Chapitre II Miss Létitia

Émily avait enfin pénétré dans la chambre, dont la porte se referma aussitôt sur elle. Pendant une minute encore, on entendit le pas lourd de mistress Ellmother le long du corridor et de l’escalier de la cuisine, puis le bruit d’une porte jetée avec violence, et ce fut tout. Un calme absolu régnait dans toute la frêle construction.

La lumière incertaine d’une lampe, reléguée dans un coin et abritée par un abat-jour vert, permettait de distinguer le lit entouré de rideaux et à côté une table couverte de verres et de flacons. Sur la cheminée il n’y avait que la pendule, arrêtée pour ménager les nerfs surexcités de la malade. Le parfum de pastilles récemment brûlées alourdissait l’atmosphère.

Au bout de quelques secondes, ce silence parut à l’imagination d’Émily le silence de la mort. Elle s’approcha du lit en tremblant.

« Ne voulez-vous pas me parler, ma tante ?

– C’est vous, Émily ? Qui donc vous a laissée entrer ?

– Vous-même me l’avez permis, ma chérie. Avez-vous soif ? Il y a de la limonade sur la table. Vous en donnerai-je ?

– Non. Quand on ouvre les rideaux, la lumière tombe sur mes pauvres yeux. Pourquoi êtes-vous ici, mon enfant ? Pourquoi n’êtes-vous pas à la pension ?

– Nous sommes en vacances. D’ailleurs j’ai quitté définitivement la pension.

– Définitivement ? »

Miss Létitia répéta ce mot comme pour en comprendre le sens ; peu à peu la mémoire sembla lui revenir.

« Vous deviez prendre un emploi, c’est Cécilia Wyvil qui vous l’a procuré, dit-elle. Ah ! mon amour, que c’est cruel à vous de vous en aller chez un étranger quand vous pourriez vivre avec moi ! »

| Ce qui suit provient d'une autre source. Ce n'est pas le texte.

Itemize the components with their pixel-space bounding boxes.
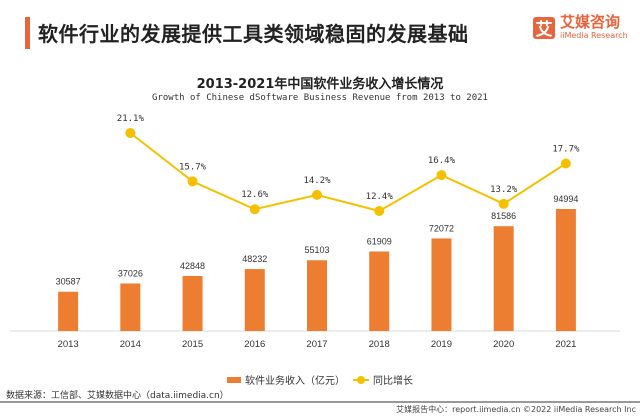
- growth-label-2018: 12.4%: [366, 192, 394, 202]
- growth-point-2016: [249, 204, 260, 215]
- bar-label-2017: 55103: [304, 245, 329, 255]
- growth-point-2021: [560, 158, 571, 169]
- growth-line: [129, 132, 567, 213]
- legend-bar-swatch-icon: [227, 376, 241, 383]
- growth-label-2015: 15.7%: [179, 162, 207, 172]
- x-tick-label-2015: 2015: [182, 339, 203, 350]
- bar-label-2014: 37026: [118, 268, 143, 278]
- growth-label-2021: 17.7%: [552, 144, 580, 154]
- growth-point-2015: [187, 176, 198, 187]
- growth-point-2018: [374, 206, 385, 216]
- x-tick-label-2020: 2020: [493, 339, 514, 350]
- bar-label-2015: 42848: [180, 261, 205, 271]
- bar-2014: [120, 283, 141, 331]
- bar-2019: [431, 238, 452, 331]
- logo-text: 艾媒咨询 iiMedia Research: [560, 15, 628, 40]
- x-tick-label-2013: 2013: [58, 339, 79, 350]
- footer-divider: [0, 401, 640, 403]
- chart-subtitle: Growth of Chinese dSoftware Business Rev…: [152, 93, 488, 103]
- legend-item-revenue: 软件业务收入（亿元）: [227, 372, 345, 387]
- growth-label-2017: 14.2%: [303, 176, 331, 186]
- chart-title: 2013-2021年中国软件业务收入增长情况: [196, 77, 444, 92]
- growth-point-2019: [436, 170, 447, 181]
- growth-label-2016: 12.6%: [241, 190, 269, 200]
- growth-point-2014: [125, 128, 136, 138]
- bar-2021: [555, 209, 576, 331]
- bar-2018: [369, 251, 390, 331]
- bar-label-2013: 30587: [56, 277, 81, 287]
- legend-line-swatch-icon: [353, 375, 369, 384]
- logo: 艾 艾媒咨询 iiMedia Research: [533, 15, 628, 40]
- chart-legend: 软件业务收入（亿元） 同比增长: [0, 372, 640, 387]
- bar-label-2019: 72072: [429, 223, 454, 233]
- bar-label-2018: 61909: [367, 236, 392, 246]
- growth-label-2014: 21.1%: [117, 114, 145, 124]
- legend-item-growth: 同比增长: [353, 372, 413, 387]
- growth-point-2020: [498, 198, 509, 209]
- x-tick-label-2014: 2014: [120, 339, 141, 350]
- logo-mark-icon: 艾: [533, 16, 555, 40]
- x-tick-label-2019: 2019: [431, 339, 452, 350]
- bar-2015: [182, 275, 203, 331]
- bar-label-2020: 81586: [491, 211, 516, 221]
- legend-label-revenue: 软件业务收入（亿元）: [245, 376, 345, 387]
- bar-2016: [244, 269, 265, 331]
- logo-name-en: iiMedia Research: [560, 31, 628, 40]
- growth-label-2020: 13.2%: [490, 185, 518, 195]
- growth-label-2019: 16.4%: [428, 156, 456, 166]
- x-tick-label-2018: 2018: [369, 339, 390, 350]
- bar-label-2016: 48232: [242, 254, 267, 264]
- x-tick-label-2017: 2017: [306, 339, 327, 350]
- bar-2020: [493, 226, 514, 331]
- x-tick-label-2021: 2021: [555, 339, 576, 350]
- x-tick-label-2016: 2016: [244, 339, 265, 350]
- chart: 30587 2013 37026 2014 42848 2015 48232 2016 5510…: [10, 114, 620, 350]
- growth-point-2017: [312, 189, 322, 200]
- footer-credit: 艾媒报告中心：report.iimedia.cn ©2022 iiMedia R…: [396, 405, 636, 414]
- page-title: 软件行业的发展提供工具类领域稳固的发展基础: [38, 22, 469, 46]
- bar-label-2021: 94994: [553, 194, 578, 204]
- title-accent-bar: [25, 17, 30, 49]
- data-source: 数据来源：工信部、艾媒数据中心（data.iimedia.cn）: [6, 391, 229, 401]
- legend-label-growth: 同比增长: [373, 376, 413, 387]
- bar-2017: [307, 260, 327, 331]
- logo-name-cn: 艾媒咨询: [560, 13, 621, 31]
- bar-2013: [58, 291, 79, 331]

Elle fit une pause et reprit d’un ton brusque :

« Quel étranger ? Comment s’appelle-t-il ? Oh ! ma tête ! La mort s’en est-elle emparée avant de prendre le reste du corps ?

– Son nom est sir Jervis Redwood.

– Je ne le connais pas. Je ne veux pas le connaître. Croyez-vous qu’il vous enverra chercher ? Je m’y oppose, vous ne partirez pas.

– Ne vous agitez pas, chère tante ; j’ai refusé de partir, je compte rester avec vous. »

Le cerveau enfiévré retenait sa dernière idée.

« Vous a-t-il envoyé chercher ? » reprit-elle d’une voix plus forte.

Émily répondit cette fois en choisissant ses expressions afin de la calmer. Le résultat fut désastreux. La malade non seulement ne s’apaisa point, mais devint méfiante.

« Je ne veux pas être trompée. J’entends savoir tout ce qui se passe. Il vous a envoyé chercher. Qui a-t-il envoyé ?

– Sa femme de charge.

– Son nom ?… »

L’accent de sa voix indiquait une agitation arrivée à son paroxysme.

« Ne savez-vous pas que les noms m’intéressent particulièrement ? s’écria-t-elle ; pourquoi m’irriter ? Qui est-ce ?

– Personne que vous connaissiez et dont vous ayez le moindre souci, ma tante : mistress Rook. »

Cette fois rien ne lui répondit qu’un profond silence.

Émily attendit, hésita et enfin avança une main timide pour écarter les rideaux et jeter un coup d’œil sur sa tante. Son geste fut arrêté court par un grand éclat de rire, cet affreux éclat de rire que l’on entend chez les fous. Il se termina subitement dans un long soupir.

Trop effrayée pour oser regarder, la jeune fille balbutia, sachant à peine ce qu’elle disait :

« Désirez-vous quelque chose, ma tante ? Faut-il que j’appelle ? »

La voix de miss Létitia l’interrompit. Était-ce bien sa voix, ce murmure rapide et indistinct ?

« Mistress Rook ?… Et qu’importe mistress Rook… aussi bien que son mari ? Bony, Bony, vous vous forgez des chimères ! Quel danger y a-t-il que ces gens reparaissent jamais ? Savez-vous à quelle distance est ce village ? À plus d’une centaine de milles, folle que vous êtes. Le coroner ne nous regarde pas. Il restera dans son district, et le jury aussi. Un subterfuge périlleux ?… Je vous dis, moi, que c’est une fraude pieuse. Et j’ai une conscience délicate, un esprit cultivé. Le journal ? Comment notre journal la trouverait-il, je serais curieuse de le savoir ? Pauvre vieille Bony ! Vous m’amusez, ma parole !… »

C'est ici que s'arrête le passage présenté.